Adormeceu e em seus sonhos foi visitada por um silfo muito bonito, alto e sempre sorridente. Não era a primeira vez que a imagem daquele silfo lhe vinha à cabeça. Quem seria? Por que não podia recordar-se. Sentiu-se calma e segura na presença do misterioso silfo que possuía longos cabelos castanhos que escapavam de um lenço rubro amarrado ao topo de sua cabeça. Possuía um pouco de pelo na face desenhado em forma de cavanhaque, sinal de que era um silfo maduro, com mais de trezentos anos. Quem era aquele silfo? Qual era seu nome?

Archibald abriu os olhos. Olhou a seu redor e sentiu dor. Franziu a testa e gemeu. Percebeu que Mishtra estava adormecida em seus braços. Uma tempestade. Entravam em uma tempestade. Era dia, mas a cabina estava escurecida, devia estar escuro lá fora também. Era ocasionalmente iluminada por relâmpagos. Tinha dificuldade de reconstituir os acontecimentos. Muitas coisas estavam confusas em sua mente. O que acontecera? Como havia chegado até ali? Não sabia muito bem onde estava. Sabia que estava fora de Lacoresh, sabia que estavam com ele, Mishtra, Kyle, Noran e Kiorina. Kiorina! Sim! Lembrava-se. Foram resgatar Kiorina, mas há quanto tempo? Confusão! Conseguiria ficar de pé?

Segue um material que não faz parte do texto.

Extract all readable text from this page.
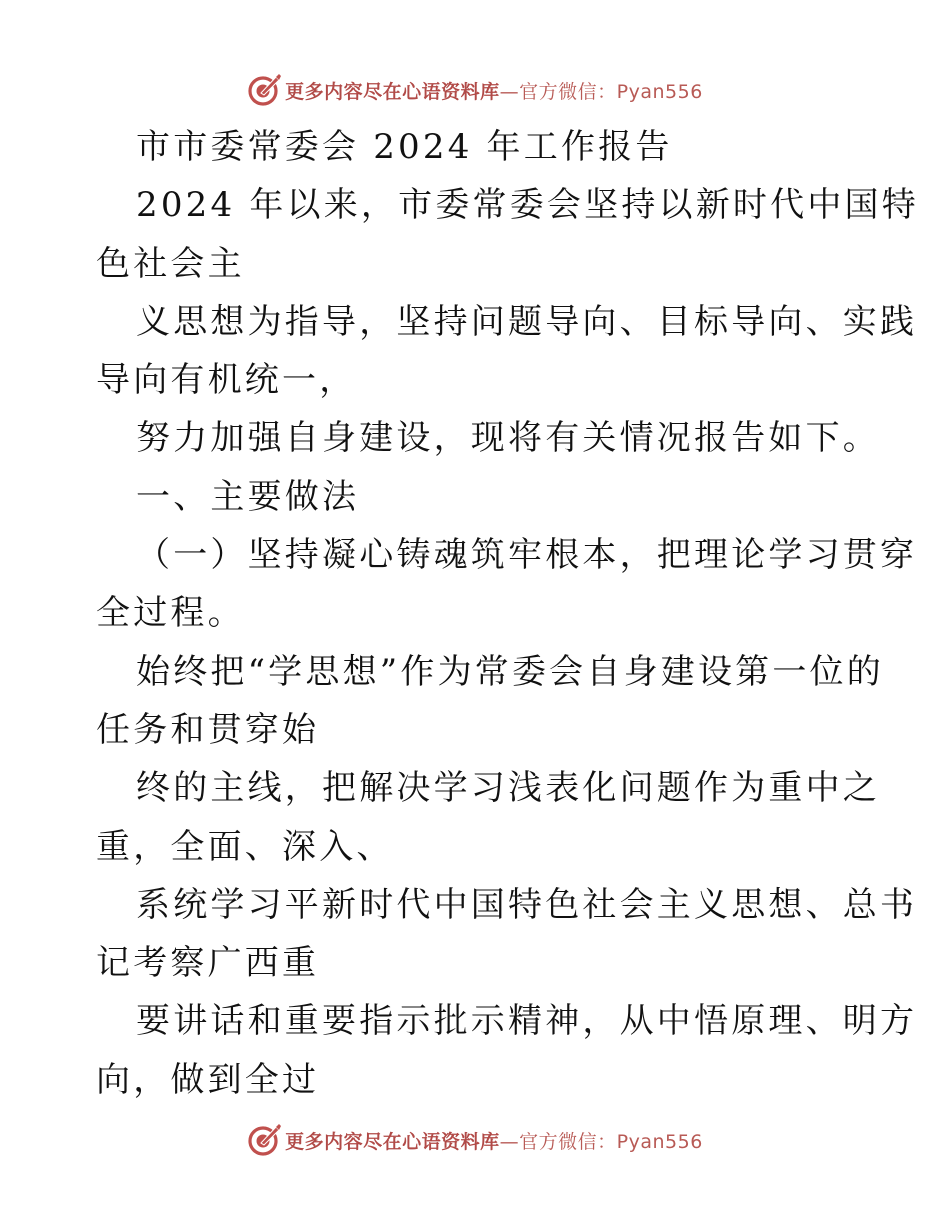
更多内容尽在心语资料库—官方微信：Pyan556
市市委常委会 2024 年工作报告
2024 年以来，市委常委会坚持以新时代中国特
色社会主
义思想为指导，坚持问题导向、目标导向、实践
导向有机统一，
努力加强自身建设，现将有关情况报告如下。
一、主要做法
（一）坚持凝心铸魂筑牢根本，把理论学习贯穿
全过程。
始终把“学思想”作为常委会自身建设第一位的
任务和贯穿始
终的主线，把解决学习浅表化问题作为重中之
重，全面、深入、
系统学习平新时代中国特色社会主义思想、总书
记考察广西重
要讲话和重要指示批示精神，从中悟原理、明方
向，做到全过
更多内容尽在心语资料库—官方微信：Pyan556
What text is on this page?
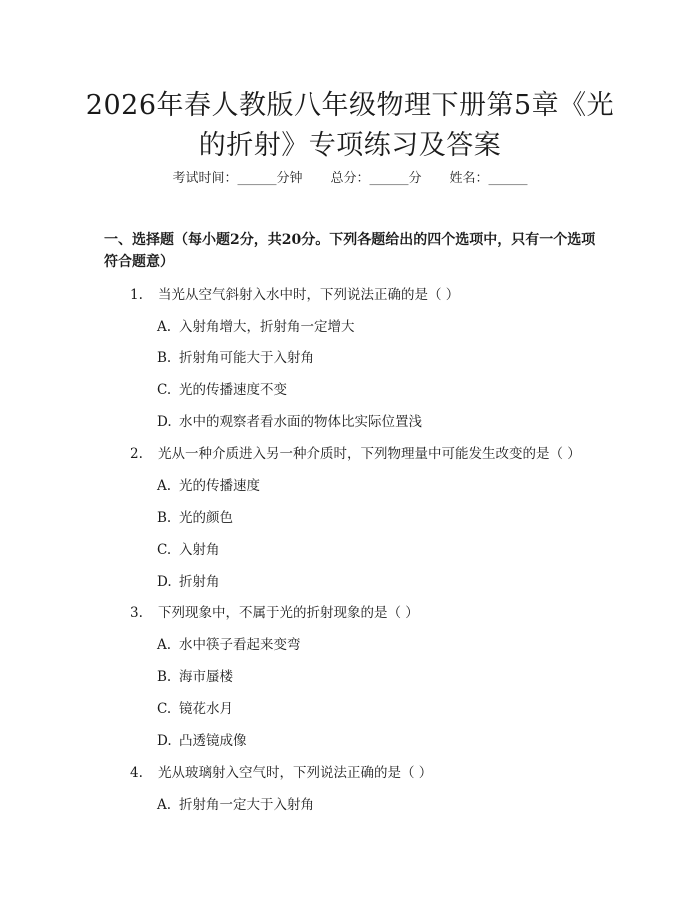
2026年春人教版八年级物理下册第5章《光
的折射》专项练习及答案
考试时间：______分钟 总分：______分 姓名：______
一、选择题（每小题2分，共20分。下列各题给出的四个选项中，只有一个选项符合题意）
1. 当光从空气斜射入水中时，下列说法正确的是（ ）
A. 入射角增大，折射角一定增大
B. 折射角可能大于入射角
C. 光的传播速度不变
D. 水中的观察者看水面的物体比实际位置浅
2. 光从一种介质进入另一种介质时，下列物理量中可能发生改变的是（ ）
A. 光的传播速度
B. 光的颜色
C. 入射角
D. 折射角
3. 下列现象中，不属于光的折射现象的是（ ）
A. 水中筷子看起来变弯
B. 海市蜃楼
C. 镜花水月
D. 凸透镜成像
4. 光从玻璃射入空气时，下列说法正确的是（ ）
A. 折射角一定大于入射角
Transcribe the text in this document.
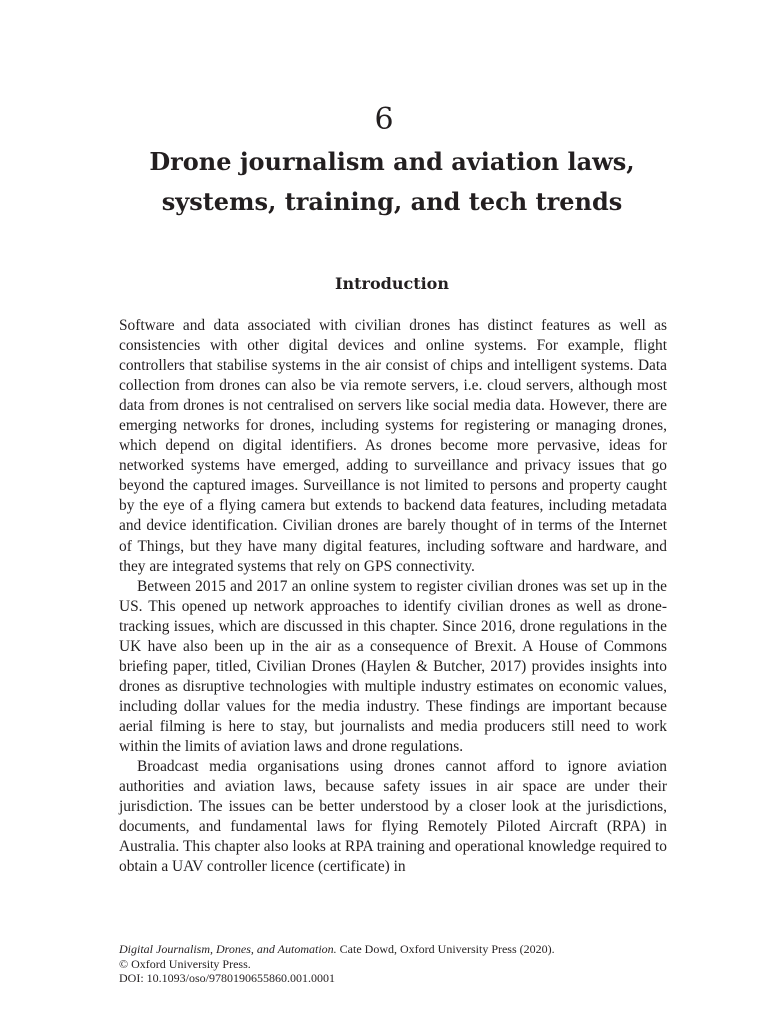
6
Drone journalism and aviation laws, systems, training, and tech trends
Introduction

Software and data associated with civilian drones has distinct features as well as consistencies with other digital devices and online systems. For example, flight controllers that stabilise systems in the air consist of chips and intelligent systems. Data collection from drones can also be via remote servers, i.e. cloud servers, although most data from drones is not centralised on servers like social media data. However, there are emerging networks for drones, including systems for registering or managing drones, which depend on digital identifiers. As drones become more pervasive, ideas for networked systems have emerged, adding to surveillance and privacy issues that go beyond the captured images. Surveillance is not limited to persons and property caught by the eye of a flying camera but extends to backend data features, including metadata and device identification. Civilian drones are barely thought of in terms of the Internet of Things, but they have many digital features, including software and hardware, and they are integrated systems that rely on GPS connectivity.

Between 2015 and 2017 an online system to register civilian drones was set up in the US. This opened up network approaches to identify civilian drones as well as drone-tracking issues, which are discussed in this chapter. Since 2016, drone regulations in the UK have also been up in the air as a consequence of Brexit. A House of Commons briefing paper, titled, Civilian Drones (Haylen & Butcher, 2017) provides insights into drones as disruptive technologies with multiple industry estimates on economic values, including dollar values for the media industry. These findings are important because aerial filming is here to stay, but journalists and media producers still need to work within the limits of aviation laws and drone regulations.

Broadcast media organisations using drones cannot afford to ignore aviation authorities and aviation laws, because safety issues in air space are under their jurisdiction. The issues can be better understood by a closer look at the jurisdictions, documents, and fundamental laws for flying Remotely Piloted Aircraft (RPA) in Australia. This chapter also looks at RPA training and operational knowledge required to obtain a UAV controller licence (certificate) in

Digital Journalism, Drones, and Automation. Cate Dowd, Oxford University Press (2020).
© Oxford University Press.
DOI: 10.1093/oso/9780190655860.001.0001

Moveu Mishtra cuidadosamente deitando-a por completo sobre a cama. Estava muito cansada não acordava apesar de todo o barulho e movimentação. Levantou-se com dificuldade. Apertou o ombro esquerdo que doía intensamente. Suas pernas não estavam exatamente firmes, mas conseguia andar. Abrindo a porta viu-se em um corredor estreito e mal iluminado. Algumas memórias voltavam a sua mente enquanto andava lentamente sem destino. Sua mente estava desorganizada, as memórias não se encaixavam umas nas outras.

Memória! Flores, muitas flores amarelas. Era uma bela primavera. Uma vida cheia de aventuras. E havia o amor. Havia dor. Havia ódio. O amor era Déria, a dor era pela perda de sua família, o assassinato de sua família e o ódio era generalizado, não podia ser focado. Mas apesar do conflito havia Déria. E lá estava ela, correndo feliz pelos campos floridos próximos a Kamanesh.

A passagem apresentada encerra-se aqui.